Hay, desde luego, una literatura occidental a propósito de la India, que ya tiene sus clásicos: Kipling, Hermann Hesse, Forster, Ackerley, Eliade, Paz, Tabucchi. Es la literatura del viajero, un género glorioso y no siempre superficial o meramente "voyeurístico", aunque el voyeur me parece a mí, casi más que el flâneur de Baudelaire el perfecto modelo del artista. Leyendo a esos admirados escritores, la sensación final -sea el libro un diario o una novelarío- es que la India les atrae y les inspira por su rareza, por la divinidad alegre y pobre de sus gentes, como "jungla productora de monos, de pavos reales, de ascetas". Esta última frase la tomo de un libro póstumo de Giorgio Manganelli, Esperimento con I'ndia, que es, en su brevedad, la obra más inteligente, menos turística, que he leído sobre un continente que a menudo figura en mis sueños. No diré, sin embargo que Manganelli, con toda su agudeza, escape a la norma. Al igual que el libro de su compatriota Pasolini El olor de la India, con el que tiene más de una afinidad, el de Manganelli es un tributo de hombre civilizado a la permanencia de lo primitivo, a la vez que una elegía por la pérdida de los valores naturales en el contexto moderno, bien expresada en la referencia de Manganelli a la "suciedad original, propia del alba de los tiempos", que ve admirativamente en la India y "nosotros hemos traicionado, como lo hemos hecho en todo lo de nuestro cuerpo, nuestro pelo, nuestro sudor, nuestras uñas, nuestras partes genitales, nuestros esfinteres".

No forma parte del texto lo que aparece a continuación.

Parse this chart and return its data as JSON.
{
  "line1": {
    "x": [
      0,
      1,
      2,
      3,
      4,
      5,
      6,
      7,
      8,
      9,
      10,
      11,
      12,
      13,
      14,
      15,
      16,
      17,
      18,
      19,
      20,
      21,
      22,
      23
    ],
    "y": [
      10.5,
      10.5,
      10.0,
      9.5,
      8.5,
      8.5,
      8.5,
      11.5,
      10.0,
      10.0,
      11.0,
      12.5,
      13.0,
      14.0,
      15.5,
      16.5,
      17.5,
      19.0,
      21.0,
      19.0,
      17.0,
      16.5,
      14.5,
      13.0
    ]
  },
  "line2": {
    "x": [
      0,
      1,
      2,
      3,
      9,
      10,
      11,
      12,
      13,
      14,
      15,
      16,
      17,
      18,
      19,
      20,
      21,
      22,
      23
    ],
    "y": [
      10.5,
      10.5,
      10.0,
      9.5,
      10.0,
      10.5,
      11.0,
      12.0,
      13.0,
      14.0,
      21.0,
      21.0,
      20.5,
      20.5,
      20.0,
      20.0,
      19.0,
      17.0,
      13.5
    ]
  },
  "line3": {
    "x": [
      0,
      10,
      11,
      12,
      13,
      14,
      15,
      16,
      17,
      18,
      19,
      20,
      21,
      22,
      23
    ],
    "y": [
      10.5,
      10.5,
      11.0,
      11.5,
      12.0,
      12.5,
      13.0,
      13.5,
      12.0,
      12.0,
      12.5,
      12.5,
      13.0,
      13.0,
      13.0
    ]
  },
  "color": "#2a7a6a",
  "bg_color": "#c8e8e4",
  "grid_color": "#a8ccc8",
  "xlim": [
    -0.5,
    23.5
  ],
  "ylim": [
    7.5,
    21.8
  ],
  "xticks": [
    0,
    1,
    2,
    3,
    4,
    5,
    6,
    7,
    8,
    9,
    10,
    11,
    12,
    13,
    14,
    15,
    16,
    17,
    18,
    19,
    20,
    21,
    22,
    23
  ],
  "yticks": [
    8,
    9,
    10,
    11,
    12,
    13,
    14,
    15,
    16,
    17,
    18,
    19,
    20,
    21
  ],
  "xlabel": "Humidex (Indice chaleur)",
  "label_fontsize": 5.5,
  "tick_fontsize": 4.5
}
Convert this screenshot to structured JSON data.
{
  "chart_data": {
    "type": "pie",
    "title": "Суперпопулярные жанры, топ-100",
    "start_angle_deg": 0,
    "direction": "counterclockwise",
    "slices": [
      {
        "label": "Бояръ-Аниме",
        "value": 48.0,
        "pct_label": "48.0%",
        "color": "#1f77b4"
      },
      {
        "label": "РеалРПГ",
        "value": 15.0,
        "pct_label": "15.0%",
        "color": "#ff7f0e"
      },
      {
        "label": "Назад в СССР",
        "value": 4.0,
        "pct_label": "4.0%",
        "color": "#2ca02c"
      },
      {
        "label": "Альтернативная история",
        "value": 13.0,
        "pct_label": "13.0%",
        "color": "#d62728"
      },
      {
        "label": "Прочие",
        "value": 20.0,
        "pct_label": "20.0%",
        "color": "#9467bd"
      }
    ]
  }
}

¿Será siempre la India esa sociedad tan sagrada, tan puramente sucia? La americanización de las grandes ciudades como Bombay o Bangalore sigue, no faltaría más, el modelo ham-burgués de capitales como Moscú o Pekín, pero incluso en un pueblo del más profundo Sur hemos visto carteles reclamando el uso del condón para frenar el sida. "Difunde la noticia, no el virus", es el eslogan, sin duda no homologado por el Vaticano pero urgente en un país con casi cinco millones de infectados y en el que se estima que 5.000 personas entran cada día en contacto con el HIV. La India es tan vasta que sus contrastes más fascinantes -en un mismo periódico se lee la matanza de unos labriegos ordenada por sus señores feudales y el cambio de sexo de una muchacha para poder amar legalmente a su novia de toda la vida-, sus distintivos, pueden tardar siglos en desaparecer, alimentando mientras nuestra curiosidad. Simultáneamente, hay una cultura, una música, una literatura india que no nos interesa más allá de los límites del exotismo y de la piedra muerta del pasado (Mario Muchnik emprendió hace años la traducción de la obra de Narayan, uno de los grandes novelistas de este siglo, y la tuvo que interrumpir pronto por falta de lectores). Como la madre del cuento, tras el bonito pelaje y la extraordinaria cola de la mangosta quizá nos maliciamos que sólo hay una rata pobre y de mal instinto.